Cryptocurrencies could be a huge mystery like unicorns and fairies for most of us because it is something that we cannot see, touch and feel. It is at the digital space. A world that is different but created by humans. It is always a wonder where and how they are made.
Bitcoin was created and released as open-source software in 2009 by an unknown programming group or individual known as Satoshi Nakamoto. At the time of its creation, bitcoin was the first-ever cryptocurrency — a type of digital currency that uses encryption to make transactions, as well as new bitcoin.
This means that while all bitcoin is cryptocurrency, not all cryptocurrency is bitcoin. We will return to this thought in a later post, when we will detail the differing types of cryptocurrency.
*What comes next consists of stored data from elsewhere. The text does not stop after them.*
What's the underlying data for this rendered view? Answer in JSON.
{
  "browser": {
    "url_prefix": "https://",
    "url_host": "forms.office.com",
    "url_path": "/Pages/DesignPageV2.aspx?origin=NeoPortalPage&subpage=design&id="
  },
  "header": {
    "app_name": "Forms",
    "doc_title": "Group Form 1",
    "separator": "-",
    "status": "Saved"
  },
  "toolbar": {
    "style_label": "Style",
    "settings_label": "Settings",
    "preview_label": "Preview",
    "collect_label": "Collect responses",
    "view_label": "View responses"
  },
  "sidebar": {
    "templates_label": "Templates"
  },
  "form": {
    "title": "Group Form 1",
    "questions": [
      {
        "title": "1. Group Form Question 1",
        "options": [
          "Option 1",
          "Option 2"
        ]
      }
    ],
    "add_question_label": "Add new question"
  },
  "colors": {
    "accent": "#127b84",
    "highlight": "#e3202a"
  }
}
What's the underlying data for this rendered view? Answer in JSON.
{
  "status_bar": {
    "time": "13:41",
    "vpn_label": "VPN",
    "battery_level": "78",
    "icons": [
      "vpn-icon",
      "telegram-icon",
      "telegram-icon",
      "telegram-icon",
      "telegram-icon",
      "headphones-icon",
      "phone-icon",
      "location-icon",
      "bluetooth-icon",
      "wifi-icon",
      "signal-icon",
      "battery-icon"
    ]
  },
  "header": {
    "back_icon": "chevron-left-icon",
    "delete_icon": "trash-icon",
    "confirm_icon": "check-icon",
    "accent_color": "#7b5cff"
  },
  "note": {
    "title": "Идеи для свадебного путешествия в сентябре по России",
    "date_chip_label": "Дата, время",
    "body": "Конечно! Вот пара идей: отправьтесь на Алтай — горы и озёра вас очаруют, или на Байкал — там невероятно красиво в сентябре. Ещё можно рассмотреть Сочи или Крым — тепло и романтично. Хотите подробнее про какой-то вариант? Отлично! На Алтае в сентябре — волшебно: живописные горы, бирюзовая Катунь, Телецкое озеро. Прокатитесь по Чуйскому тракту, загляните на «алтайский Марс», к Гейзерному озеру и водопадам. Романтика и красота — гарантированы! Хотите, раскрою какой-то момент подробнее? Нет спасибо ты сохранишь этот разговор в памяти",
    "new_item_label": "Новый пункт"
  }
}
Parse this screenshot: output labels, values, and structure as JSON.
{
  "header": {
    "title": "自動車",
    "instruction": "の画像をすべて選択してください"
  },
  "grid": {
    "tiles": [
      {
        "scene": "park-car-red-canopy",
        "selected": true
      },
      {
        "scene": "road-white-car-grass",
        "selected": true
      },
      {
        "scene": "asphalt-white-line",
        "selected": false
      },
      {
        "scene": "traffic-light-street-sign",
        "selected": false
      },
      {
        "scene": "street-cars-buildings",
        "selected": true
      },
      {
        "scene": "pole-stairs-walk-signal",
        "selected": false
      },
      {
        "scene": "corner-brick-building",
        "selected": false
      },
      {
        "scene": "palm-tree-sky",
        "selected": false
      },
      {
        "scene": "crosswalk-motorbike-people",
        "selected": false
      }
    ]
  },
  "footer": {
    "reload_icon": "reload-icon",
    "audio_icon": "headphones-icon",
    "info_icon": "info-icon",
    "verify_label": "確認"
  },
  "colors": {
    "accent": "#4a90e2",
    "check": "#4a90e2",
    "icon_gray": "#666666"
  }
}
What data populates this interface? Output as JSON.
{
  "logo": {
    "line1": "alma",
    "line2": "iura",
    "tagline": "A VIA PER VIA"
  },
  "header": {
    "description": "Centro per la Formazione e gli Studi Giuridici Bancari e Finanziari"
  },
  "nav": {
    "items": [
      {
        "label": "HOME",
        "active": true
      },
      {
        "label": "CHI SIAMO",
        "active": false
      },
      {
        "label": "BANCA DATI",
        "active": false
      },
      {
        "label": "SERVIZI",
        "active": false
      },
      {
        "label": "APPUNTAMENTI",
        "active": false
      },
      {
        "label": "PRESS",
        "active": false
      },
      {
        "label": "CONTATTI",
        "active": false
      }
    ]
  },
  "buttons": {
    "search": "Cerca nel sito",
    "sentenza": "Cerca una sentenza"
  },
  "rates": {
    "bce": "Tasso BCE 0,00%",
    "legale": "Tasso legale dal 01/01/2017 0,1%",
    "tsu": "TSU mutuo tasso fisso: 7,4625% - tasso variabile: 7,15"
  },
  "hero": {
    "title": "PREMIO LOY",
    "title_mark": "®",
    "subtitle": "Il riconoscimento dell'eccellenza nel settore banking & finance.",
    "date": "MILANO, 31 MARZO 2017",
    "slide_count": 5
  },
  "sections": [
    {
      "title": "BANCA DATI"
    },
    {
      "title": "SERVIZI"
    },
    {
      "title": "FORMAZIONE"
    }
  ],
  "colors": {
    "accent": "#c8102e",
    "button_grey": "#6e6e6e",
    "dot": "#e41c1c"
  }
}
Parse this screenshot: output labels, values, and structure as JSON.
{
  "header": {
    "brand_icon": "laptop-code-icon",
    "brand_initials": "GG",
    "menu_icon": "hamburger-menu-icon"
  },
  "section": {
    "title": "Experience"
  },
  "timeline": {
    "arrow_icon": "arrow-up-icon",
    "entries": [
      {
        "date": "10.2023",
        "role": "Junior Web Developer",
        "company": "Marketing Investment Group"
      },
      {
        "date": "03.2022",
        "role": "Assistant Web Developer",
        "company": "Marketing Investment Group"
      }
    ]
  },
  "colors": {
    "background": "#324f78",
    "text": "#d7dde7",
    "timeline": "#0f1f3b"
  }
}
Bitcoin transactions are recorded in a digital ledger known as the blockchain, which is made up of individual blocks. To be added to the blockchain, these blocks must contain the answer to a complex mathematical equation.
Machines known as bitcoin miners solve these equations, in exchange for a bitcoin reward, effectively birthing new bitcoin. The reward currently sits at 12.5 BTC per mined block, and decreases by half after a certain number of blocks are mined (this occurs approximately every four years), until 21 million bitcoin have been issued. At that point, bitcoin will stop being created. (No need to worry, however—the last bitcoin is not estimated to be mined until 2140!)
Bitcoin website The Halvening offers an interactive, real-time countdown chart to when the reward will halve. It shows how many blocks remain to be mined, and an ETA as to when that will occur.
This is why bitcoin makes such a good currency — it is difficult to reproduce, and has a limited supply, thus creating demand.
The more miners are mining — working together in what is known as a mining pool — the more difficult the math equation used to solve a block becomes.
Bitcoin is a decentralized currency (meaning it is not controlled by central authority), and is generated on a peer-to-peer network. The “bitcoin mining algorithm” determines how much and when new bitcoin is introduced. This is why bitcoin is known as a “controlled supply.”
Purchasing bitcoin is quite the easy task. There are a number of exchanges that allow you to use a credit card or bank transfers to convert your paper currency into bitcoin. In certain locations, there are even bitcoin ATMs, at which you can buy and sell bitcoin for cash.